Addressing plan exercise for our IPv6 course

Owen DeLong owen at delong.com
Sat Jul 24 09:13:18 UTC 2010


On Jul 24, 2010, at 1:29 AM, Saku Ytti wrote:

> On (2010-07-24 03:50 -0400), Valdis.Kletnieks at vt.edu wrote:
> 
>> Firewall != NAT.  The former is still needed in IPv6, the latter is not.  And I
>> suspect that most Joe Sixpacks think of that little box they bought as a
> 
> Maybe you are talking strictly in context of residential DSL, in which case
> I would agree, NAT is killable, if we don't fsck-up in our DSL offerings.
> (Provide customer /64 and route /56 to ::c/64, so first /64 is bridged, if
> customer ever wants to start routing, they just add ::c/64 router to LAN.)
> 
> However it is quite optimistic to think IPv6 would remove completely need
> for NAT. Enterprises of non-trivial size will likely use RFC4193 (and I
> fear we will notice PRNG returning 0 very often) and then NAT it to
> provider provided public IP addresses.
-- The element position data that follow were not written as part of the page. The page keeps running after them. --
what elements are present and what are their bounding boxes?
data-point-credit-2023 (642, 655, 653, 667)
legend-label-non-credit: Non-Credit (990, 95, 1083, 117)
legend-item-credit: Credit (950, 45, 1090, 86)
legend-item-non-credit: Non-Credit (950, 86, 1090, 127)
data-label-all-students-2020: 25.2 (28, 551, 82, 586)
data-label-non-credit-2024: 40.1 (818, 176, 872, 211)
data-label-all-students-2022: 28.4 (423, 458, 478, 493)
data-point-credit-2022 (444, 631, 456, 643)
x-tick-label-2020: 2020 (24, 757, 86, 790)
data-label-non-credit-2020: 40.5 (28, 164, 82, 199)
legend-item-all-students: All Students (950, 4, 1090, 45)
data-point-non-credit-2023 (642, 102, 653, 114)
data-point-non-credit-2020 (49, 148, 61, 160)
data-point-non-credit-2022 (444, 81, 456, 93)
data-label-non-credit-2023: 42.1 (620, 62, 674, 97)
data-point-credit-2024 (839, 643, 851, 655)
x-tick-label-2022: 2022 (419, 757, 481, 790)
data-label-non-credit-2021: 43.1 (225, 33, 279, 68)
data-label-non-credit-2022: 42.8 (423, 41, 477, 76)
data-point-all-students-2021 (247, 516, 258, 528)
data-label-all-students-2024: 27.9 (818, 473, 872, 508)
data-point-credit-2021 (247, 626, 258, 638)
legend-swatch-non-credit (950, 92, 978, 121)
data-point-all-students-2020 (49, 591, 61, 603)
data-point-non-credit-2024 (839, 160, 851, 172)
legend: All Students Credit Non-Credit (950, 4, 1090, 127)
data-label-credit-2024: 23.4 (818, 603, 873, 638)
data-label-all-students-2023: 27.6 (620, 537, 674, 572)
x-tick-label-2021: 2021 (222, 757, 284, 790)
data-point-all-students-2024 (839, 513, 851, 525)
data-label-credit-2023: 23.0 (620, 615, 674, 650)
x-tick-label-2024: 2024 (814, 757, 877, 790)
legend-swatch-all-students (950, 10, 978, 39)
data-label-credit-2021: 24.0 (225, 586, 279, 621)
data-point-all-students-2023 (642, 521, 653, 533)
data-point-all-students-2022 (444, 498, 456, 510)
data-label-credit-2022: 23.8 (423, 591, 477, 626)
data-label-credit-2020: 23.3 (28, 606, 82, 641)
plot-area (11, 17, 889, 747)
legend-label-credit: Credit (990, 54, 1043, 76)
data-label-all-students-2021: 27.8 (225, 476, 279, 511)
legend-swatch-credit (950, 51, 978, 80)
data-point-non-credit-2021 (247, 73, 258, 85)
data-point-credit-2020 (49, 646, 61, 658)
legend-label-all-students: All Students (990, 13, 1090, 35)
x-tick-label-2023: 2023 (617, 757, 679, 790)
I'm just hoping that we'll at least
> see 1:1 NAT instead of NAPT being used.
> 
Why on earth would you do that? Why not just put the provider-assigned
addresses on the interfaces along side the ULA addresses? Using ULA
in that manner is horribly kludgy and utterly unnecessary.

> This is to facilitate easy and cheap way to change provider. Getting PI
> address is even harder now, as at least RIPE will verify that you are
> multihomed, while many enterprises don't intent to be, they just need low
> cost ability to change operator.
> 
Why is that easier/cheaper than changing your RAs to the new provider and
letting the old provider addresses time out?

Finally, if you think that non-multihomed end sites need PI, then, put a proposal
in to change the RIR policies. RIR policies are not immutable. Each RIR has
a bottom-up consensus driven process. If you don't like the policies, it really
isn't that hard to get them changed.

(I say this as an author of the first successful policy to create IPv6 PI)

> This is non-technical problem, enterprises of non-trivial size can't
> typically even tell without months of research all the devices and software
> where they've written down the IP addresses.

Sounds like they haven't written them down very well.

> RFC4193 + NAT quite simply is what they know and are comfortable with. It
> would be hard sell to ask them to design whole IPv6 infra so that they can
> confidently renumber it in 15min, like you can with RFC4193+NAT.
> 
Why would you need to renumber in 15 minutes? It's easy enough to do
in a week, given the above RA-based process.